Hace unos años, los científicos anunciaron que habían detectado hierro-60 en el espacio alrededor de la Tierra. Las mediciones fueron tomadas por la misión Explorador de Composición Avanzada de la NASA. Más recientemente, en 2020, Wallner volvió a encontrar hierro-60 en 5 muestras de sedimentos submarinos tomadas de dos lugares diferentes. Pudo fecharlos en 33.000 años y también observó que la cantidad era constante durante el período de tiempo.

Un pequeño problema

Al ver estos últimos resultados, los científicos notaron que había un pequeño problema. De hecho, la Tierra atraviesa actualmente una región llamada Nube interestelar local, compuesta de gas, polvo y plasma. Entonces, si esta nube es el resultado de la explosión de estrellas, es normal que derrame una pequeña cantidad de hierro-60 en la Tierra. Esto es lo que sugiere el descubrimiento realizado en la Antártida, y también es lo que Wallner y sus colegas querían demostrar analizando los sedimentos del fondo del océano.

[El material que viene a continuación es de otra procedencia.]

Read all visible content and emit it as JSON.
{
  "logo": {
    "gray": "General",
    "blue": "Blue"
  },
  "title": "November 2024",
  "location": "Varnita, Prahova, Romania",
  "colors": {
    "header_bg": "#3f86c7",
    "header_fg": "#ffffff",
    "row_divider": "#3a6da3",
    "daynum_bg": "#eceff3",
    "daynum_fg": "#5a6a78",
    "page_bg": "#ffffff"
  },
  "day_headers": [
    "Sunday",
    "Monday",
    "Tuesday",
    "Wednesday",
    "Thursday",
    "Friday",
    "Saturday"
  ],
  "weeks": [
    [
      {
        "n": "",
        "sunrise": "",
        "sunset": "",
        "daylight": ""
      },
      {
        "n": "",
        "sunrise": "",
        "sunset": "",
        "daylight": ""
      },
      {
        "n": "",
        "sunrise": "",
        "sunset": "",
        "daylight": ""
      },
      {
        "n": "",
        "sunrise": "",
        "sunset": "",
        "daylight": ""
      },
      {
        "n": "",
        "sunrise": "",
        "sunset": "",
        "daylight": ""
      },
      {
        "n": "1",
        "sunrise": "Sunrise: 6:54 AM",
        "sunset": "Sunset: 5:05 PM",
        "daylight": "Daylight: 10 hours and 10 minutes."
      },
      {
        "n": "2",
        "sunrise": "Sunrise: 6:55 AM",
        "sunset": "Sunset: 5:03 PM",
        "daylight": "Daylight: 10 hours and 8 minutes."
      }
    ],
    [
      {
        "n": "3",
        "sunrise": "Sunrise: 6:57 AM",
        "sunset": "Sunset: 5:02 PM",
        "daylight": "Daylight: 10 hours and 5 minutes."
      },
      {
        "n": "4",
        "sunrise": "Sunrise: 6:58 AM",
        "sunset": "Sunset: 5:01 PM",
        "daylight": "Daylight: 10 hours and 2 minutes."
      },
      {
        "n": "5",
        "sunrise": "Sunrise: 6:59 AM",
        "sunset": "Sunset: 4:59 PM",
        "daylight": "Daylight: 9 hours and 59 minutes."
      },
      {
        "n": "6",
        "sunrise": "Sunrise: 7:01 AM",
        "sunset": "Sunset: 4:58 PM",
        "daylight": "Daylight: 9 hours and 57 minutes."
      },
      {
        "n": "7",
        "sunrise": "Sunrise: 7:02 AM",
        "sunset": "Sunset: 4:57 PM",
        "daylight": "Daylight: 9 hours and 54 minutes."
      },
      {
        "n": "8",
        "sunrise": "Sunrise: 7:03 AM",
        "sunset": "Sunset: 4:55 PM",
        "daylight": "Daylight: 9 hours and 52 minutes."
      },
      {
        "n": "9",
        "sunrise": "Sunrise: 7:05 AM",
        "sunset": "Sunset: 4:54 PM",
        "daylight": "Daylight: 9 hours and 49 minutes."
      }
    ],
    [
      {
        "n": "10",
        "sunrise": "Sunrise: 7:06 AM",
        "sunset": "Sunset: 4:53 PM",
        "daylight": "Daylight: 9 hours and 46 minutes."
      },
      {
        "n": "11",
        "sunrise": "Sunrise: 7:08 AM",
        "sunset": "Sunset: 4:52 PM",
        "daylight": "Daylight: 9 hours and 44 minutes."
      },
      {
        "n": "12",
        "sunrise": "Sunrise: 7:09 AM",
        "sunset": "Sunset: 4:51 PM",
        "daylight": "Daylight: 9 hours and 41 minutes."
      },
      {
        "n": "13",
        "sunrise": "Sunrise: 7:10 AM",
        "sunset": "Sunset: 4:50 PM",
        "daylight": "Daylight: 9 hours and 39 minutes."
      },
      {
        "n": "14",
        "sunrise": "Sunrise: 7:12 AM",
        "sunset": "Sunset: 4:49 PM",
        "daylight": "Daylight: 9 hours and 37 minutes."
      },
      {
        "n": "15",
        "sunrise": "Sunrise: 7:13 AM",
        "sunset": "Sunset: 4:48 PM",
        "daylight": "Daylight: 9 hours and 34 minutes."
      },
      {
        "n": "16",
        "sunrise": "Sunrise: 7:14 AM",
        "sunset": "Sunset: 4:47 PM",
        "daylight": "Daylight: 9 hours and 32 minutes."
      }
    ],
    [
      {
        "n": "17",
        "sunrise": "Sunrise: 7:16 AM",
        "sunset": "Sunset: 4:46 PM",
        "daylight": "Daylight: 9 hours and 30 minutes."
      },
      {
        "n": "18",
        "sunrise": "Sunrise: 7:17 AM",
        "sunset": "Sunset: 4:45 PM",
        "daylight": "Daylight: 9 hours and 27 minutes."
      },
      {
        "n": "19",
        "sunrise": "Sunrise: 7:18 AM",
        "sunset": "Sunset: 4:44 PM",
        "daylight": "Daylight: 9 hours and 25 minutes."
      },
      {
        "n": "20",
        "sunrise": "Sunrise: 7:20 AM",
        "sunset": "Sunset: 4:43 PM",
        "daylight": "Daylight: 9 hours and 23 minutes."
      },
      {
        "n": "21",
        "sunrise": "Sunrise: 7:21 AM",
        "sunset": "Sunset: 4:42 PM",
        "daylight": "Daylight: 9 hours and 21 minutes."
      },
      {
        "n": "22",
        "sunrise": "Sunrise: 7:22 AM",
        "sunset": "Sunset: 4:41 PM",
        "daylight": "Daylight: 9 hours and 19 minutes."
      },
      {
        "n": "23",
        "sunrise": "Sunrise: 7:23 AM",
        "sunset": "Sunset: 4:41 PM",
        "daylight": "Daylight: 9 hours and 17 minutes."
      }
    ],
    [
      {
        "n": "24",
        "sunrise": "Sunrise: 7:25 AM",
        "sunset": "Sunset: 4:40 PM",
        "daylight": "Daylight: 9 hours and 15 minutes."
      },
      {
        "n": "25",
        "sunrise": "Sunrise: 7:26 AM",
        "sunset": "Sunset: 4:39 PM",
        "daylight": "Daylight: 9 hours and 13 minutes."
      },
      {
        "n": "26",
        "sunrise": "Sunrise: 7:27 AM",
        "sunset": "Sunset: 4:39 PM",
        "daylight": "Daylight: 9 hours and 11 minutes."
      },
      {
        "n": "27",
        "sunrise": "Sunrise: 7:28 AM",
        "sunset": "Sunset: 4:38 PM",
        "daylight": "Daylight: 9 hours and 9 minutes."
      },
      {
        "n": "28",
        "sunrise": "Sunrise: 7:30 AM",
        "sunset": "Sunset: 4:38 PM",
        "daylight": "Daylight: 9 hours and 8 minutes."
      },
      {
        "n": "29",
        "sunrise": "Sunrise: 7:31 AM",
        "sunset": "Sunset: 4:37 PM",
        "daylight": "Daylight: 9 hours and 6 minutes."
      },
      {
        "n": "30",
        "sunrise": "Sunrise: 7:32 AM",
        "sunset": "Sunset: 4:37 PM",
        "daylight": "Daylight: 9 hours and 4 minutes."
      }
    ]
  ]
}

Sin embargo, si la nube interestelar local es la fuente de hierro-60, los investigadores dicen que debería haber habido un rápido aumento en la cantidad de isótopos cuando el sistema solar entró en la nube. Según los datos recopilados, este evento tuvo lugar durante los últimos 33.000 años. Por lo tanto, al menos las muestras más antiguas deberían haber tenido niveles de hierro-60 significativamente más bajos, pero ese no fue el caso en absoluto.

En su artículo publicado en la revista Proceedings of the National Academy of Sciences, los investigadores indican que es posible que la nube interestelar y los restos de la supernova coincidieran pero no formaran una sola estructura. Los escombros encontrados en la nube provendrían de una explosión que tuvo lugar hace millones de años. En este caso, la Nube Interestelar Local no estaría formada por los restos de una supernova.

Por lo tanto, los científicos sugieren que uno debería buscar el hierro-60 producido durante el período entre hace 40.000 y 1 millón de años. Si hay más hierro-60 en el pasado, eso significaría que el elemento es de una supernova antigua; de lo contrario, si hay abundancia en un período más reciente, el hierro -60 proviene de la nube interestelar.